FROM PAX AMERICANA TO PAX AMERIQUE

by Joan Leotta




Do you recall the era—
Pax Americana—
after World War II when American passports
were king? We traveled everyone, alone, in groups.
some discerning some disdaining.
Our journeys were bathed
in the glow of Pax Americana,
peace to the world, good will toward us, a protection
bestowed on us not merely by troops sweeping in on
winds of war, but by good will
floating on the gentle breeze
of peace through Marshall Plan, Berlin Airlift.
I studied then, traveled, picked up
mail at American Express, secure
in the knowledge my country uber alles
had molded a peace so all could
move freely, safely, from place to place.
Our new era, not even dignified by Latin,
instead simply pas Amerique, non ai americani
No, no , no, no. Now we can’t go—anywhere.
We are barred from their sacred
places, our passports, worthless paper.
Can we console ourselves with
America the beautiful?

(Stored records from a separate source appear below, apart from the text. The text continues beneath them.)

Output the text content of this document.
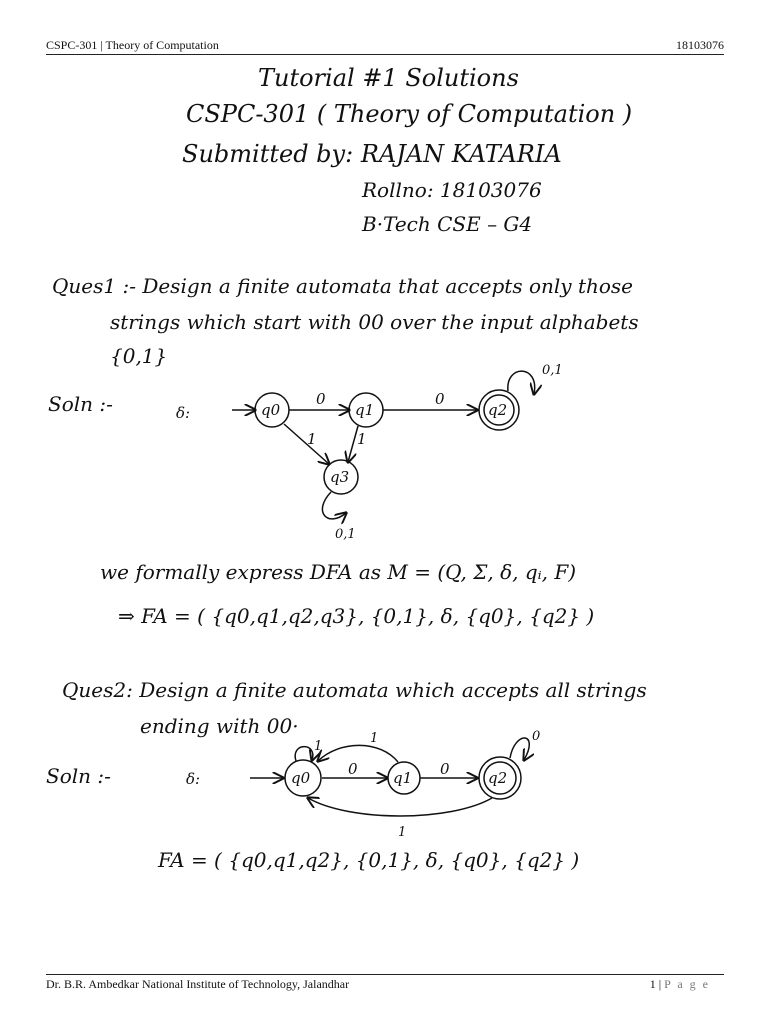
CSPC-301 | Theory of Computation	18103076
Tutorial #1 Solutions
CSPC-301 ( Theory of Computation )
Submitted by: RAJAN KATARIA
Rollno: 18103076
B·Tech CSE – G4
Ques1 :- Design a finite automata that accepts only those
strings which start with 00 over the input alphabets
{0,1}
Soln :-	δ:	q0
0
q1
0
q2
0,1
1	1
q3
0,1
we formally express DFA as M = (Q, Σ, δ, qᵢ, F)
⇒ FA = ( {q0,q1,q2,q3}, {0,1}, δ, {q0}, {q2} )
Ques2: Design a finite automata which accepts all strings
ending with 00·
Soln :-	δ:	q0
1
0 q1
1
0	q2
0
1
FA = ( {q0,q1,q2}, {0,1}, δ, {q0}, {q2} )
Dr. B.R. Ambedkar National Institute of Technology, Jalandhar	1 | P a g e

Would that we could.
Instead, pandemic hotspots
boil over from sea to shining sea.
Our purple mountains offer no safe majesty.

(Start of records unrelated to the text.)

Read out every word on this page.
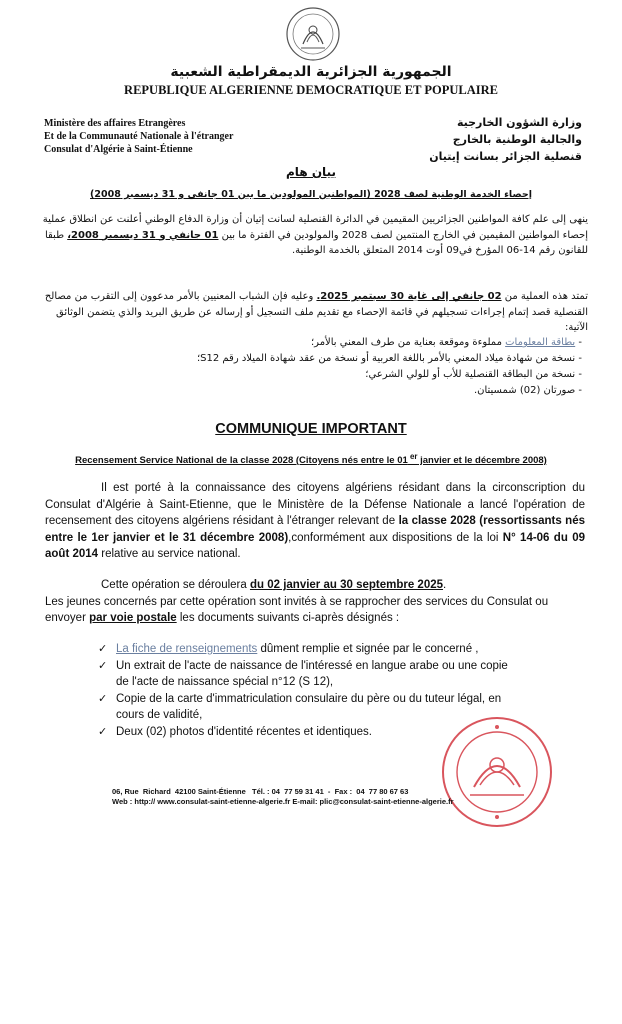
الجمهورية الجزائرية الديمقراطية الشعبية
REPUBLIQUE ALGERIENNE DEMOCRATIQUE ET POPULAIRE
Ministère des affaires Etrangères
Et de la Communauté Nationale à l'étranger
Consulat d'Algérie à Saint-Étienne
وزارة الشؤون الخارجية
والجالية الوطنية بالخارج
قنصلية الجزائر بسانت إيتيان
بيان هام
إحصاء الخدمة الوطنية لصف 2028 (المواطنين المولودين ما بين 01 جانفي و 31 ديسمبر 2008)
ينهى إلى علم كافة المواطنين الجزائريين المقيمين في الدائرة القنصلية لسانت إتيان أن وزارة الدفاع الوطني أعلنت عن انطلاق عملية إحصاء المواطنين المقيمين في الخارج المنتمين لصف 2028 والمولودين في الفترة ما بين 01 جانفي و 31 ديسمبر 2008، طبقا للقانون رقم 14-06 المؤرخ في09 أوت 2014 المتعلق بالخدمة الوطنية.
تمتد هذه العملية من 02 جانفي إلى غاية 30 سبتمبر 2025. وعليه فإن الشباب المعنيين بالأمر مدعوون إلى التقرب من مصالح القنصلية قصد إتمام إجراءات تسجيلهم في قائمة الإحصاء مع تقديم ملف التسجيل أو إرساله عن طريق البريد والذي يتضمن الوثائق الآتية:
- بطاقة المعلومات مملوءة وموقعة بعناية من طرف المعني بالأمر؛
- نسخة من شهادة ميلاد المعني بالأمر باللغة العربية أو نسخة من عقد شهادة الميلاد رقم S12؛
- نسخة من البطاقة القنصلية للأب أو للولي الشرعي؛
- صورتان (02) شمسيتان.
COMMUNIQUE IMPORTANT
Recensement Service National de la classe 2028 (Citoyens nés entre le 01 $^{er}$ janvier et le décembre 2008)
Il est porté à la connaissance des citoyens algériens résidant dans la circonscription du Consulat d'Algérie à Saint-Etienne, que le Ministère de la Défense Nationale a lancé l'opération de recensement des citoyens algériens résidant à l'étranger relevant de la classe 2028 (ressortissants nés entre le 1er janvier et le 31 décembre 2008),conformément aux dispositions de la loi N° 14-06 du 09 août 2014 relative au service national.
Cette opération se déroulera du 02 janvier au 30 septembre 2025.
Les jeunes concernés par cette opération sont invités à se rapprocher des services du Consulat ou envoyer par voie postale les documents suivants ci-après désignés :
✓ La fiche de renseignements dûment remplie et signée par le concerné ,
✓ Un extrait de l'acte de naissance de l'intéressé en langue arabe ou une copie de l'acte de naissance spécial n°12 (S 12),
✓ Copie de la carte d'immatriculation consulaire du père ou du tuteur légal, en cours de validité,
✓ Deux (02) photos d'identité récentes et identiques.
06, Rue  Richard  42100 Saint-Étienne   Tél. : 04  77 59 31 41  -  Fax :  04  77 80 67 63
Web : http:// www.consulat-saint-etienne-algerie.fr E-mail: plic@consulat-saint-etienne-algerie.fr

Pax America no longer applies within
our borders or without.
Shootings, riots in the streets, virus
feverishly consuming young and old.
All of this, all of this in four short years.
Survival is still within our reach,
it takes only a small act of faith, kindness,
and reliance on the science
God has given us—wear a mask,
wash your hands, stay apart.
Even in Dante’s time, these things were
known, yet so many ignore them,
marching like lemmings into
ventilators.
Pax Americana,
how I mourn your passing.




Joan Leotta is a writer and performer. She writes about and performs tales of food, family, and strong women—and is often touched by  how moments in history affect the daily lives of ordinary people.